Zacznijmy od tego, że Węgrzy to bardzo otwarci, przyjaźni ludzie. Choć cenią sobie zacisze domowego ogniska, to nie mają kłopotów z zawieraniem nowych znajomości, także z obcokrajowcami. I nie przeszkadza im w tym niechęć do mówienia w obcych językach, choć nie jest to obca im umiejętność. (Na budapeszteńskim uniwersytecie od lat na dobrym poziomie utrzymuje się na przykład filologia polska i co więcej, cieszy się zainteresowaniem). Komunikację szczęśliwie ułatwia to, że Węgrzy lubią pić trunki wyskokowe. W dodatku po małym piwku czy winie nie przełączają się na tryb „agresja”, nawet podczas masowych imprez. W ich kraju nie strach zatem iść z dziećmi na mecz piłkarski czy uczestniczyć w dużych plenerowych koncertach. Jak wszędzie i tu są miejsca mniej bezpieczne, ale odrobina rozsądku wystarczy, by nie wpakować się w kłopoty. I od razu wypada zaznaczyć, że Węgry w europejskich statystykach przestępczości wypadają znakomicie. Obok Słowacji i Liechtensteinu mają najniższy odsetek wykroczeń.

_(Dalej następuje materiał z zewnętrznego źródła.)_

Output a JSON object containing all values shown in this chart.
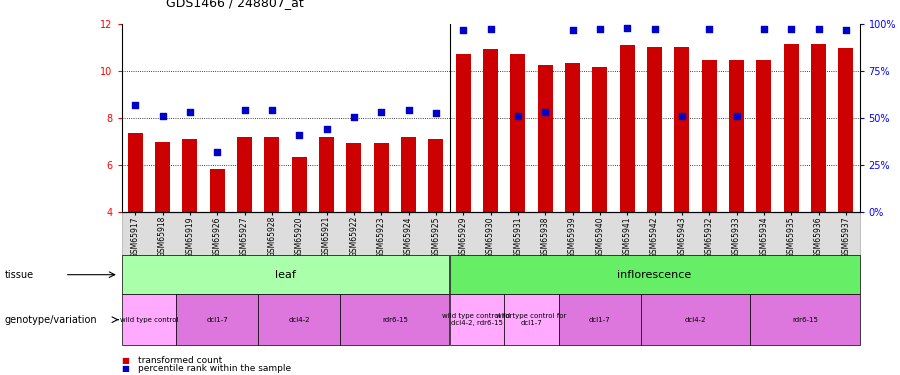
{
  "title": "GDS1466 / 248807_at",
  "samples": [
    "GSM65917",
    "GSM65918",
    "GSM65919",
    "GSM65926",
    "GSM65927",
    "GSM65928",
    "GSM65920",
    "GSM65921",
    "GSM65922",
    "GSM65923",
    "GSM65924",
    "GSM65925",
    "GSM65929",
    "GSM65930",
    "GSM65931",
    "GSM65938",
    "GSM65939",
    "GSM65940",
    "GSM65941",
    "GSM65942",
    "GSM65943",
    "GSM65932",
    "GSM65933",
    "GSM65934",
    "GSM65935",
    "GSM65936",
    "GSM65937"
  ],
  "bar_values": [
    7.35,
    7.0,
    7.1,
    5.85,
    7.2,
    7.2,
    6.35,
    7.2,
    6.95,
    6.95,
    7.2,
    7.1,
    10.75,
    10.95,
    10.75,
    10.25,
    10.35,
    10.2,
    11.1,
    11.05,
    11.05,
    10.5,
    10.5,
    10.5,
    11.15,
    11.15,
    11.0
  ],
  "percentile_values": [
    8.55,
    8.1,
    8.25,
    6.55,
    8.35,
    8.35,
    7.3,
    7.55,
    8.05,
    8.25,
    8.35,
    8.2,
    11.75,
    11.8,
    8.1,
    8.25,
    11.75,
    11.8,
    11.85,
    11.8,
    8.1,
    11.8,
    8.1,
    11.8,
    11.8,
    11.8,
    11.75
  ],
  "ylim": [
    4,
    12
  ],
  "yticks_left": [
    4,
    6,
    8,
    10,
    12
  ],
  "yticks_right_pct": [
    0,
    25,
    50,
    75,
    100
  ],
  "bar_color": "#cc0000",
  "dot_color": "#0000cc",
  "tissue_groups": [
    {
      "label": "leaf",
      "start": 0,
      "end": 11,
      "color": "#aaffaa"
    },
    {
      "label": "inflorescence",
      "start": 12,
      "end": 26,
      "color": "#66ee66"
    }
  ],
  "genotype_groups": [
    {
      "label": "wild type control",
      "start": 0,
      "end": 1,
      "color": "#ffaaff"
    },
    {
      "label": "dcl1-7",
      "start": 2,
      "end": 4,
      "color": "#dd77dd"
    },
    {
      "label": "dcl4-2",
      "start": 5,
      "end": 7,
      "color": "#dd77dd"
    },
    {
      "label": "rdr6-15",
      "start": 8,
      "end": 11,
      "color": "#dd77dd"
    },
    {
      "label": "wild type control for\ndcl4-2, rdr6-15",
      "start": 12,
      "end": 13,
      "color": "#ffaaff"
    },
    {
      "label": "wild type control for\ndcl1-7",
      "start": 14,
      "end": 15,
      "color": "#ffaaff"
    },
    {
      "label": "dcl1-7",
      "start": 16,
      "end": 18,
      "color": "#dd77dd"
    },
    {
      "label": "dcl4-2",
      "start": 19,
      "end": 22,
      "color": "#dd77dd"
    },
    {
      "label": "rdr6-15",
      "start": 23,
      "end": 26,
      "color": "#dd77dd"
    }
  ]
}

Pod tym względem na pewno warto brać z nich przykład, ale jak okaże się dalej – jeszcze niejedna węgierska cecha mogłaby nas pozytywnie zainspirować. Jaka? Choćby życiowy slow wynikający z natury, a nie przelotnej mody.

Park Narodowy Hortobagy, Wielka Nizina Węgierska (Fot. iStock) Park Narodowy Hortobagy, Wielka Nizina Węgierska (Fot. iStock)

Ludność Węgier – w tempie żółwia

Wiele wskazuje na to, że Węgrzy nie łobuzują, za to dużo rozmyślają o swoim losie i przeszłości. Może sięgają pamięcią nawet do czasów rzymskich, bo położone na terenie dzisiejszego Budapesztu miasto Aquincum było najdalszą osadą cesarstwa na północnym wschodzie... (Rosło w siłę i znaczenie aż do końca IV wieku naszej ery, gdy trafiło w ręce Hunów, a potem Awarów. Zanim pojawili się tu Madziarowie, jak dziś o Węgrach mówimy, upłynęło kolejnych prawie 500 lat). Być może odległa historia tłumaczy, dlaczego, choć kraj nie leży w śródziemnomorskiej strefie klimatycznej, życie toczy się tu leniwie i nikomu nigdzie się nie spieszy. Tę niespieszność znakomicie oddaje podróż przez Pusztę. To niezwykle malowniczy, bezkresny step położony w centralnej części Wielkiej Niziny Węgierskiej. Prowadzą przez nią równe jak stół i proste drogi, które aż zachęcają do szybkiej jazdy. Nic z tego! Prędkość jest tu ograniczona do 50, a czasem do 30 km/h. Dlaczego? By chronić przedstawicieli fauny takich jak... na przykład żółwie.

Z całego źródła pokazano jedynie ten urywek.